Cultivating Scepticism and Inquiry
Almost everything you know is a lie. Some of it is the product of lazy thinking, passed on by those with no critical thinking skills. Still other information has been deliberately manipulated and falsified to suit somebody's agenda. Those who simply accept something and regurgitate it to the next person, spread the lie like a disease. And as long as a lie fits well into the established worldview, however confused such may be, it will encounter few barriers and spread quickly. The truth, dangerous to those in power and threatening to your perceived reality, will be resisted at every turn.
With very few exceptions, and unless you had exceptionally enlightened parents who among other things did not send you to school for indoctrination, then most of what you consider to be self-evident, and beyond close examination - in other words conventional wisdom, is going to be false. Think of it like this: if the knowledge came to you cheaply and easily, if you didn't work hard to research and evaluate the opposing schools of thought, if you didn't spend your days reading and your nights thinking about it, and if a significantly large number of people agree with you, then it's probably wrong. Phrases like "we all know" and "it's a well known fact" usually precede utterly fallacious statements.

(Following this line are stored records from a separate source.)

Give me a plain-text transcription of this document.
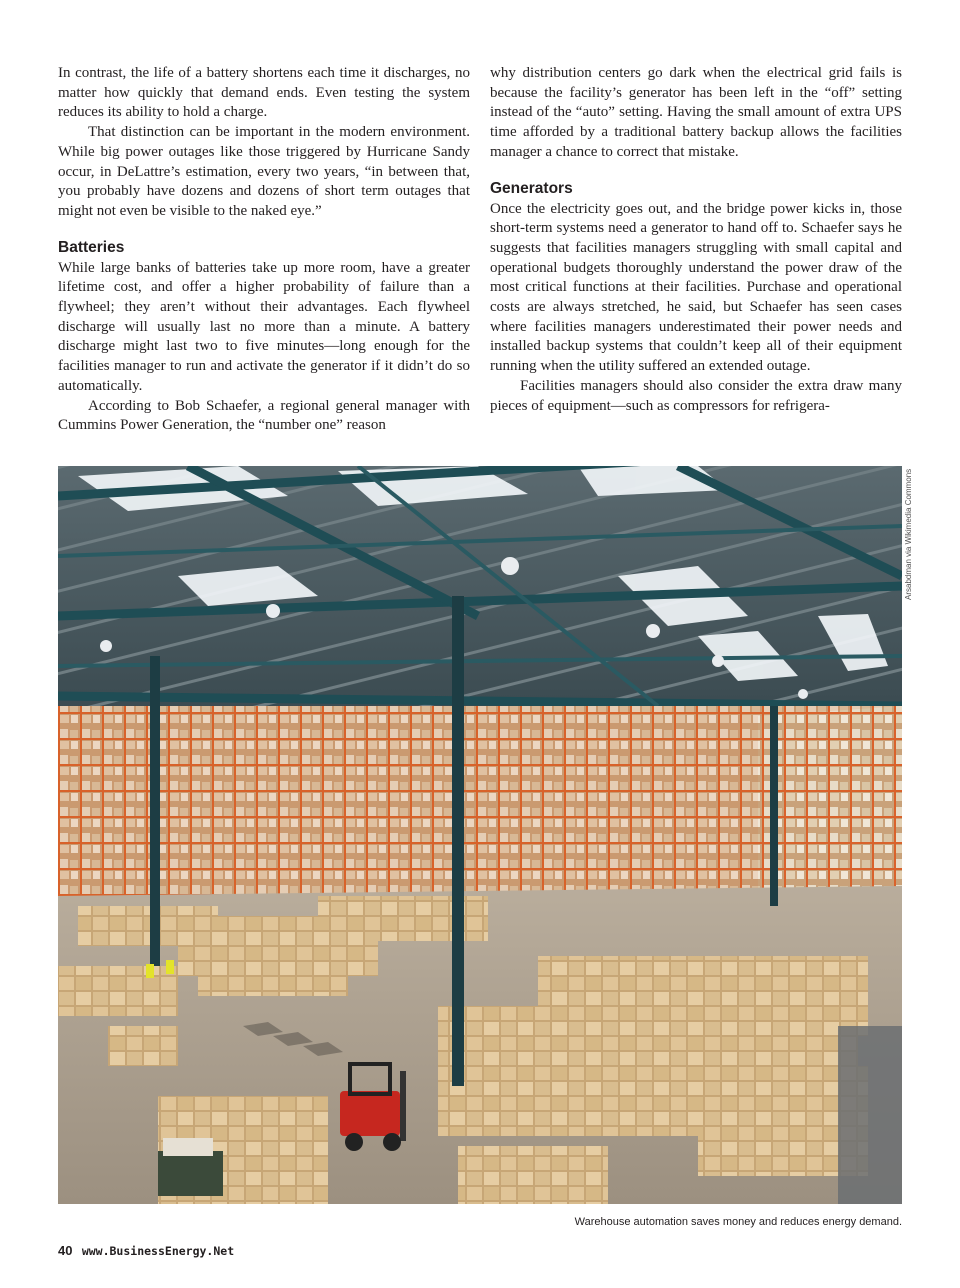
In contrast, the life of a battery shortens each time it discharges, no matter how quickly that demand ends. Even testing the system reduces its ability to hold a charge.

That distinction can be important in the modern environment. While big power outages like those triggered by Hurricane Sandy occur, in DeLattre’s estimation, every two years, “in between that, you probably have dozens and dozens of short term outages that might not even be visible to the naked eye.”

Batteries

While large banks of batteries take up more room, have a greater lifetime cost, and offer a higher probability of failure than a flywheel; they aren’t without their advantages. Each flywheel discharge will usually last no more than a minute. A battery discharge might last two to five minutes—long enough for the facilities manager to run and activate the generator if it didn’t do so automatically.

According to Bob Schaefer, a regional general manager with Cummins Power Generation, the “number one” reason

why distribution centers go dark when the electrical grid fails is because the facility’s generator has been left in the “off” setting instead of the “auto” setting. Having the small amount of extra UPS time afforded by a traditional battery backup allows the facilities manager a chance to correct that mistake.

Generators

Once the electricity goes out, and the bridge power kicks in, those short-term systems need a generator to hand off to. Schaefer says he suggests that facilities managers struggling with small capital and operational budgets thoroughly understand the power draw of the most critical functions at their facilities. Purchase and operational costs are always stretched, he said, but Schaefer has seen cases where facilities managers underestimated their power needs and installed backup systems that couldn’t keep all of their equipment running when the utility suffered an extended outage.

Facilities managers should also consider the extra draw many pieces of equipment—such as compressors for refrigera-

Arsabdman via Wikimedia Commons
Warehouse automation saves money and reduces energy demand.
40 www.BusinessEnergy.Net
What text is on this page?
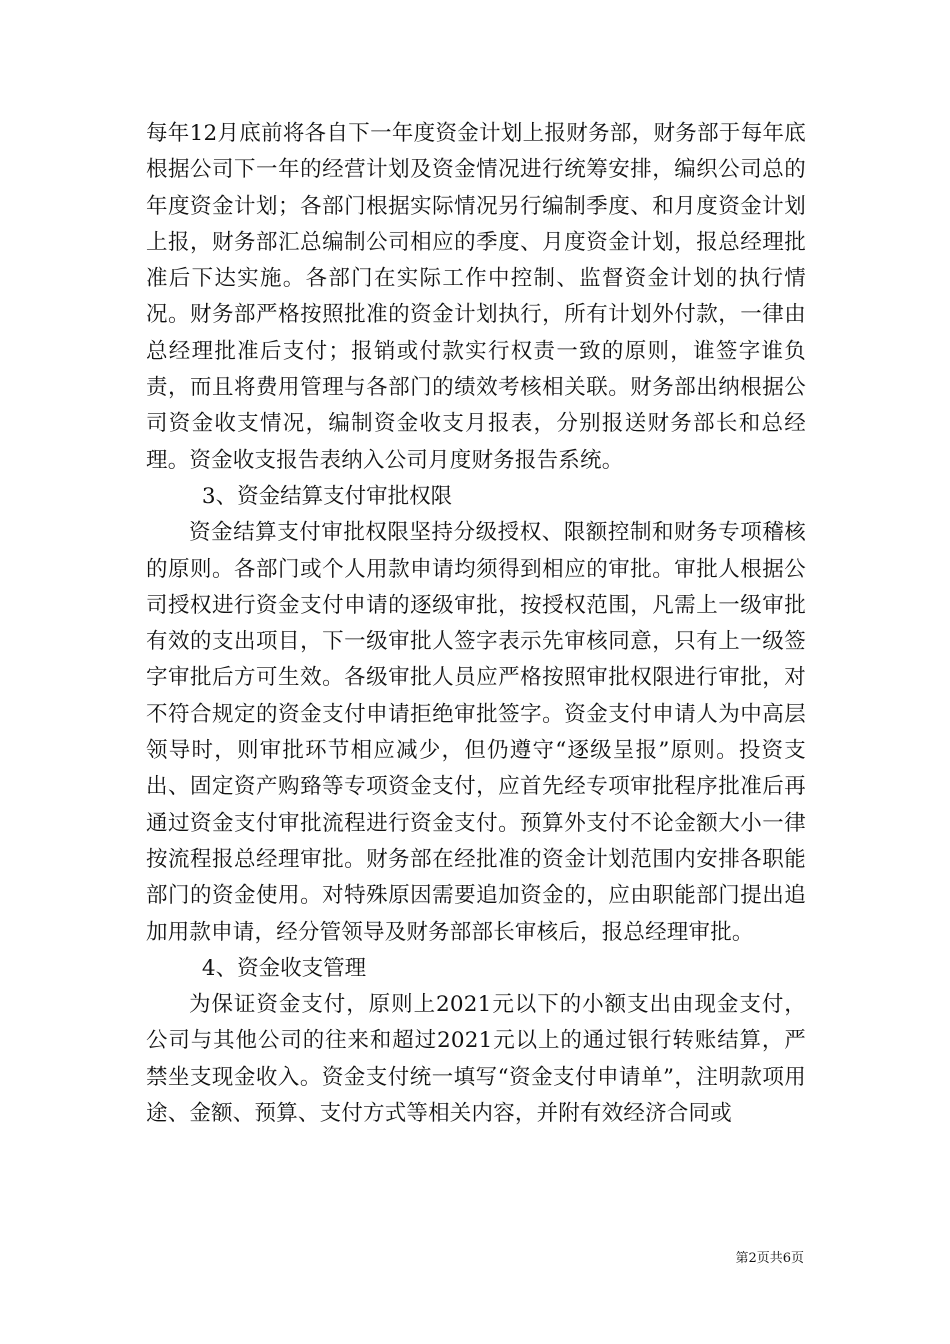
每年12月底前将各自下一年度资金计划上报财务部，财务部于每年底根据公司下一年的经营计划及资金情况进行统筹安排，编织公司总的年度资金计划；各部门根据实际情况另行编制季度、和月度资金计划上报，财务部汇总编制公司相应的季度、月度资金计划，报总经理批准后下达实施。各部门在实际工作中控制、监督资金计划的执行情况。财务部严格按照批准的资金计划执行，所有计划外付款，一律由总经理批准后支付；报销或付款实行权责一致的原则，谁签字谁负责，而且将费用管理与各部门的绩效考核相关联。财务部出纳根据公司资金收支情况，编制资金收支月报表，分别报送财务部长和总经理。资金收支报告表纳入公司月度财务报告系统。

3、资金结算支付审批权限

资金结算支付审批权限坚持分级授权、限额控制和财务专项稽核的原则。各部门或个人用款申请均须得到相应的审批。审批人根据公司授权进行资金支付申请的逐级审批，按授权范围，凡需上一级审批有效的支出项目，下一级审批人签字表示先审核同意，只有上一级签字审批后方可生效。各级审批人员应严格按照审批权限进行审批，对不符合规定的资金支付申请拒绝审批签字。资金支付申请人为中高层领导时，则审批环节相应减少，但仍遵守“逐级呈报”原则。投资支出、固定资产购臵等专项资金支付，应首先经专项审批程序批准后再通过资金支付审批流程进行资金支付。预算外支付不论金额大小一律按流程报总经理审批。财务部在经批准的资金计划范围内安排各职能部门的资金使用。对特殊原因需要追加资金的，应由职能部门提出追加用款申请，经分管领导及财务部部长审核后，报总经理审批。

4、资金收支管理

为保证资金支付，原则上2021元以下的小额支出由现金支付，公司与其他公司的往来和超过2021元以上的通过银行转账结算，严禁坐支现金收入。资金支付统一填写“资金支付申请单”，注明款项用途、金额、预算、支付方式等相关内容，并附有效经济合同或

第2页共6页
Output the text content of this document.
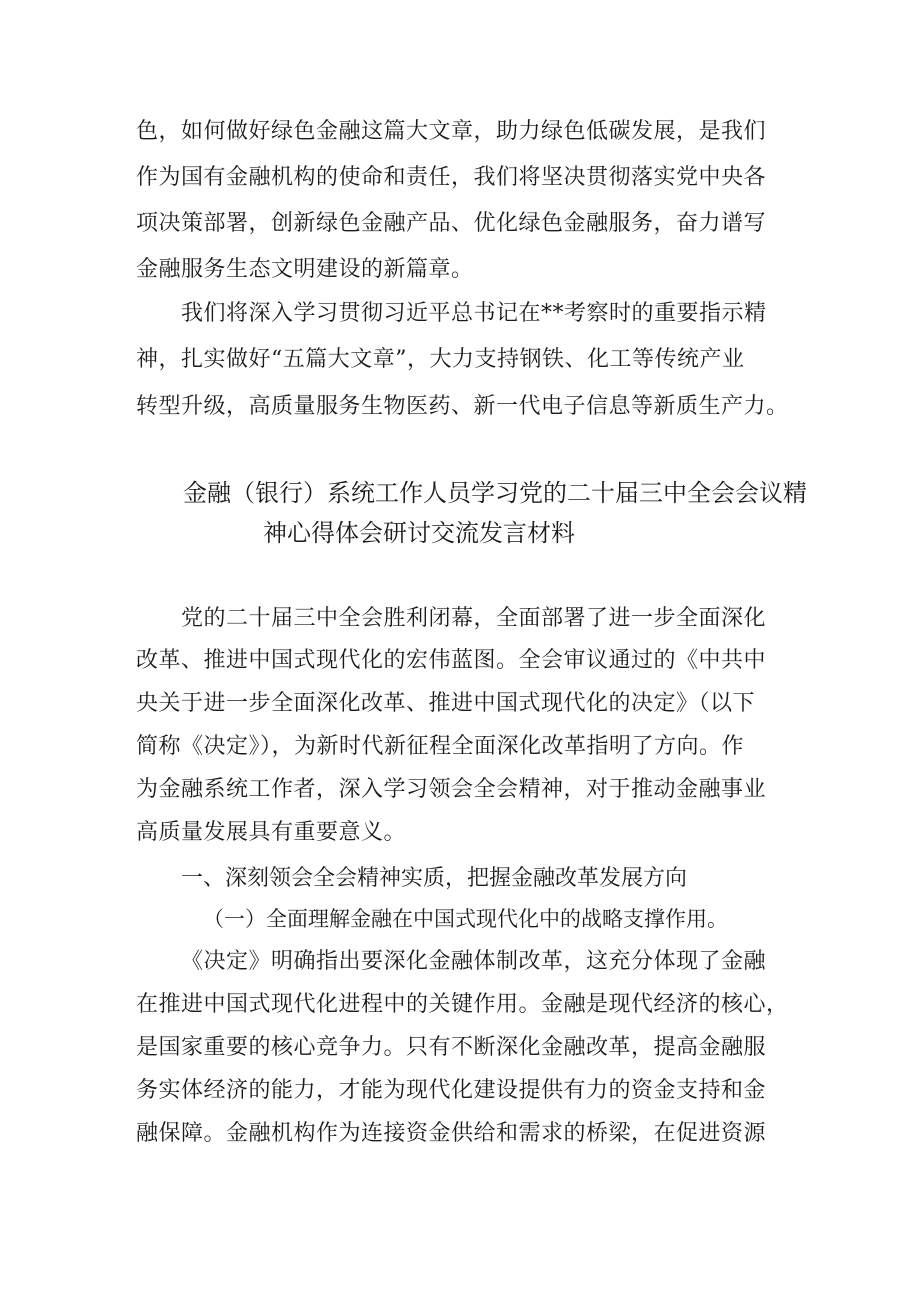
色，如何做好绿色金融这篇大文章，助力绿色低碳发展，是我们
作为国有金融机构的使命和责任，我们将坚决贯彻落实党中央各
项决策部署，创新绿色金融产品、优化绿色金融服务，奋力谱写
金融服务生态文明建设的新篇章。
我们将深入学习贯彻习近平总书记在**考察时的重要指示精
神，扎实做好“五篇大文章”，大力支持钢铁、化工等传统产业
转型升级，高质量服务生物医药、新一代电子信息等新质生产力。
金融（银行）系统工作人员学习党的二十届三中全会会议精
神心得体会研讨交流发言材料
党的二十届三中全会胜利闭幕，全面部署了进一步全面深化
改革、推进中国式现代化的宏伟蓝图。全会审议通过的《中共中
央关于进一步全面深化改革、推进中国式现代化的决定》（以下
简称《决定》），为新时代新征程全面深化改革指明了方向。作
为金融系统工作者，深入学习领会全会精神，对于推动金融事业
高质量发展具有重要意义。
一、深刻领会全会精神实质，把握金融改革发展方向
（一）全面理解金融在中国式现代化中的战略支撑作用。
《决定》明确指出要深化金融体制改革，这充分体现了金融
在推进中国式现代化进程中的关键作用。金融是现代经济的核心，
是国家重要的核心竞争力。只有不断深化金融改革，提高金融服
务实体经济的能力，才能为现代化建设提供有力的资金支持和金
融保障。金融机构作为连接资金供给和需求的桥梁，在促进资源
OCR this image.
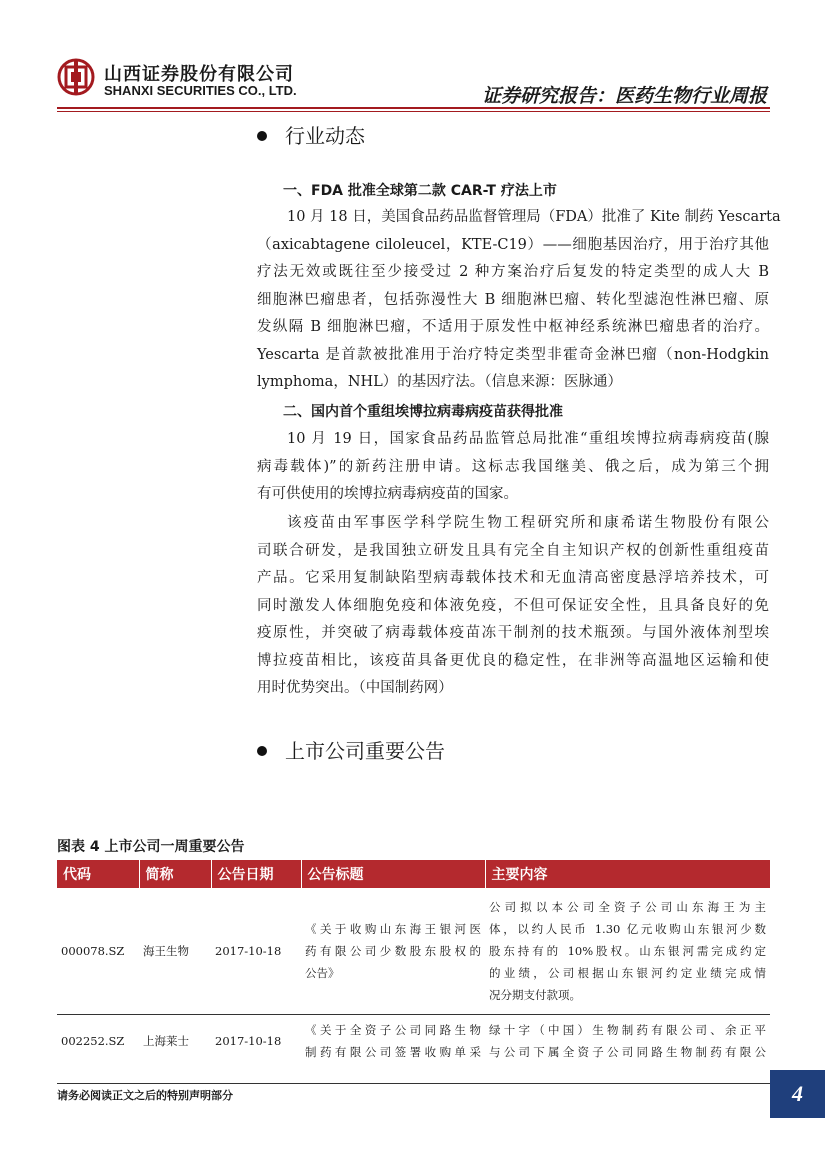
山西证券股份有限公司
SHANXI SECURITIES CO., LTD.	证券研究报告：医药生物行业周报
行业动态
一、FDA 批准全球第二款 CAR-T 疗法上市
10 月 18 日，美国食品药品监督管理局（FDA）批准了 Kite 制药 Yescarta
（axicabtagene ciloleucel，KTE-C19）——细胞基因治疗，用于治疗其他
疗法无效或既往至少接受过 2 种方案治疗后复发的特定类型的成人大 B
细胞淋巴瘤患者，包括弥漫性大 B 细胞淋巴瘤、转化型滤泡性淋巴瘤、原
发纵隔 B 细胞淋巴瘤，不适用于原发性中枢神经系统淋巴瘤患者的治疗。
Yescarta 是首款被批准用于治疗特定类型非霍奇金淋巴瘤（non-Hodgkin
lymphoma，NHL）的基因疗法。（信息来源：医脉通）
二、国内首个重组埃博拉病毒病疫苗获得批准
10 月 19 日，国家食品药品监管总局批准“重组埃博拉病毒病疫苗(腺
病毒载体)”的新药注册申请。这标志我国继美、俄之后，成为第三个拥
有可供使用的埃博拉病毒病疫苗的国家。
该疫苗由军事医学科学院生物工程研究所和康希诺生物股份有限公
司联合研发，是我国独立研发且具有完全自主知识产权的创新性重组疫苗
产品。它采用复制缺陷型病毒载体技术和无血清高密度悬浮培养技术，可
同时激发人体细胞免疫和体液免疫，不但可保证安全性，且具备良好的免
疫原性，并突破了病毒载体疫苗冻干制剂的技术瓶颈。与国外液体剂型埃
博拉疫苗相比，该疫苗具备更优良的稳定性，在非洲等高温地区运输和使
用时优势突出。（中国制药网）
上市公司重要公告
图表 4 上市公司一周重要公告
代码	简称	公告日期	公告标题	主要内容
000078.SZ	海王生物	2017-10-18	《关于收购山东海王银河医
药有限公司少数股东股权的
公告》	公司拟以本公司全资子公司山东海王为主
体，以约人民币 1.30 亿元收购山东银河少数
股东持有的 10%股权。山东银河需完成约定
的业绩，公司根据山东银河约定业绩完成情
况分期支付款项。

002252.SZ	上海莱士	2017-10-18	《关于全资子公司同路生物
制药有限公司签署收购单采	绿十字（中国）生物制药有限公司、余正平
与公司下属全资子公司同路生物制药有限公
请务必阅读正文之后的特别声明部分	4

The trick is in approaching all information with skepticism. Not just new information, but old, ingrained ideas too. Those are often the worst culprits. You can easily spend more time unlearning old falsehoods than learning new truths. In many cases the latter is impossible to accomplish until the former is well underway.
To do so, you must have varying degrees of trust assigned to knowledge, based not on the authority of the person originating the idea, but on its logical viability, together with your own research on the topic. Research that must be undertaken with the knowledge of all the common human pitfalls, from logical fallacies to confirmation bias. Only when we know how we tick, and how to tune our lens appropriately, can we hope to begin uncovering the truth from underneath the pile of lies we have been taught to believe our entire lives.
Nobody said it would be easy. "The truth will set you free, but first it will make you miserable."